Mary the Witness was the first to see the risen Lord (“He appeared first to Mary Magdalene,” Mark 16:9). And, once Jesus called her by name, she was the first to be sent by Jesus as a witness of the good news to others (John 20:11-19).
Mary of the Feet
Another well-known disciple of Jesus was Mary of Bethany, the sister of Lazarus and Martha. This Mary is special among Jesus’ female followers, being twice praised for her devotion to Him and, with Martha and Lazarus, called “loved” by Him (Luke 10:42; John 12:7; 11:5). But it is a specific posture that demonstrates Mary’s faithfulness and why she was so special: Every time we see Mary, she is at Jesus’ feet.
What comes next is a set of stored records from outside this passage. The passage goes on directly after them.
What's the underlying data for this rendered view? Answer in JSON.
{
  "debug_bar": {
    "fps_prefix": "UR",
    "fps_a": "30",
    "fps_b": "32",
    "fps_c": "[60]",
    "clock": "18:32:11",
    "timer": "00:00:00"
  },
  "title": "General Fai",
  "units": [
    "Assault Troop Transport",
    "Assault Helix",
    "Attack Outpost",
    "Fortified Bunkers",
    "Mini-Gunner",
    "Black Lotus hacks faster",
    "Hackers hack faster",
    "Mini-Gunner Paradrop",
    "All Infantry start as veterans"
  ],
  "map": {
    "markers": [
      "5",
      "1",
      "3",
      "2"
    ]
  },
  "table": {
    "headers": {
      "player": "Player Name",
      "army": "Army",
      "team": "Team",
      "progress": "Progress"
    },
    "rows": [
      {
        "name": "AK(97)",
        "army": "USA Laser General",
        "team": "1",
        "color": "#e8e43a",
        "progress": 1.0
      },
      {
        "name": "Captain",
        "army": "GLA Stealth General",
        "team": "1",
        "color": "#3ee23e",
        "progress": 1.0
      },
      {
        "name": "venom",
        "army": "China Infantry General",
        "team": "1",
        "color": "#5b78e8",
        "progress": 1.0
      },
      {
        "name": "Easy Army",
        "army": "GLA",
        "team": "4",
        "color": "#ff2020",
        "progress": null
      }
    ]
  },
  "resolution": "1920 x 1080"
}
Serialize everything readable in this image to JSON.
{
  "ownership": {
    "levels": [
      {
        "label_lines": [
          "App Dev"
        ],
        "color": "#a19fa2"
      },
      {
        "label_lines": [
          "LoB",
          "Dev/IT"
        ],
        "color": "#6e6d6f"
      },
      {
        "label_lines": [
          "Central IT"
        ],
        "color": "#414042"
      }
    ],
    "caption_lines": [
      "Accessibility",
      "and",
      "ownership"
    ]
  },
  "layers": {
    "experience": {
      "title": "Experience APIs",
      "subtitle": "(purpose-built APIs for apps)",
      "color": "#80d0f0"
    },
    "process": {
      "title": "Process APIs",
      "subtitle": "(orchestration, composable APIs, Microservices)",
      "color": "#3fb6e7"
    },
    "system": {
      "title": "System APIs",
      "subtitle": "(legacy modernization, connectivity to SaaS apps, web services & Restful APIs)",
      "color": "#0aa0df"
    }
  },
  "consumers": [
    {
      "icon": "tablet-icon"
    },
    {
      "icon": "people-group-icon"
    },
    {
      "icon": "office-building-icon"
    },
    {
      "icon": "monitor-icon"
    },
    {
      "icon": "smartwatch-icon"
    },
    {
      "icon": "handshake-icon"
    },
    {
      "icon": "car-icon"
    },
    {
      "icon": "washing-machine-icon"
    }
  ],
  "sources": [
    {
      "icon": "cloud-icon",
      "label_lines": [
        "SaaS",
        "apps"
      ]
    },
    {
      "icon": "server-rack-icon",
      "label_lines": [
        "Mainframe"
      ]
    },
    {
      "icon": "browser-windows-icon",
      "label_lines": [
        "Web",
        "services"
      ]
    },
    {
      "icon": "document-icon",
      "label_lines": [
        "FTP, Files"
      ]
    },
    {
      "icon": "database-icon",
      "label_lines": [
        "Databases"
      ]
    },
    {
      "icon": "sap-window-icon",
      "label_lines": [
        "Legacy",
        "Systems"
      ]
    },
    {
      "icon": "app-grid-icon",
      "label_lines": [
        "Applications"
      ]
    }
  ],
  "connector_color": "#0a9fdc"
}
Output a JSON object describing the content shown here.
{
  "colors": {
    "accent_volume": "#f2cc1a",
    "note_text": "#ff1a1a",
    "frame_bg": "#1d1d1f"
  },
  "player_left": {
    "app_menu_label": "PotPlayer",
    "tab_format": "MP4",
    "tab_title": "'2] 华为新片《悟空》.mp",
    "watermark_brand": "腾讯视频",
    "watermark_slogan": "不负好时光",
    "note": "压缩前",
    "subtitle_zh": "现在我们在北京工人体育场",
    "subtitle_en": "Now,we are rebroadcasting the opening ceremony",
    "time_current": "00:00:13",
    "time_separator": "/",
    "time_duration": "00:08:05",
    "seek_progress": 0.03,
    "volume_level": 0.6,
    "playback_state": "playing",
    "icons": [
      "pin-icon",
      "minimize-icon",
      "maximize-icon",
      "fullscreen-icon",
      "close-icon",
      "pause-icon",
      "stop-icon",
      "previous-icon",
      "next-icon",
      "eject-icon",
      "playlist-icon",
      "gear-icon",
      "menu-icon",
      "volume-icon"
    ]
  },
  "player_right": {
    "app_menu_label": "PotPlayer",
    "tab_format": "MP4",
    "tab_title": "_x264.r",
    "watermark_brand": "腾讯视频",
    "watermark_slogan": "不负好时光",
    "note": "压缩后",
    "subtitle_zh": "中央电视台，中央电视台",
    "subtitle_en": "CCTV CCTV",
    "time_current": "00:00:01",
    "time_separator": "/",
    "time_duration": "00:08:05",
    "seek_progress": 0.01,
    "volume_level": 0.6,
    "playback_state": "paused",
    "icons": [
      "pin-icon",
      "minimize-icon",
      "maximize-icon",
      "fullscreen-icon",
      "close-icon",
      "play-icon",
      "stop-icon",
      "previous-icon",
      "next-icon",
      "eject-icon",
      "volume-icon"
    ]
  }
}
Mary sat at Jesus’ feet to hear His words, Mary fell at His feet in grief at Lazarus’ death, and, most extravagantly, Mary knelt at His feet to anoint them and dry them with her hair (Luke 10:39; John 11:32; 12:3). Her position of humble devotion makes Mary of the Feet a model of faithful discipleship for women, and men, to this day.
Marys of the Cross
Other than their names, not much is known about the wife of Clopas and mother of little James and Joses. Some think that they’re the same person (Mark 15:40; John 19:25). Maybe. What is important is not so much who they were than where they were. We find them at the cross with Mary, the mother of Jesus, and Mary Magdalene — a company of faithful friends and followers of Jesus to the end. It’s significant that the name Mary is clustered most densely in the Gospel accounts of the cross.
Marys of the Church
We get only one intriguing sentence each for the remaining two Marys of the New Testament. At the house of Mary, the mother of John Mark, the church gathered in earnest prayer when Peter arrived after escaping from prison. She is the picture of hospitality for the church assembled (Acts 12:12).
Of Paul’s beloved co-worker in the gospel we have a single line: “Greet Mary, who labored much for us” (Romans 16:6). She is a good conclusion to what it means to be a Mary. Being with Jesus, transformed by Jesus, being witnesses of God’s word and work in Jesus, Mary is representative of a faithful disciple who rises from their feet at the cross and, through the power of the Risen, works by faith, laboring in love for others.
The church is often likened to a woman, a wife, a mother. If we were to give her a name, I would call her Mary.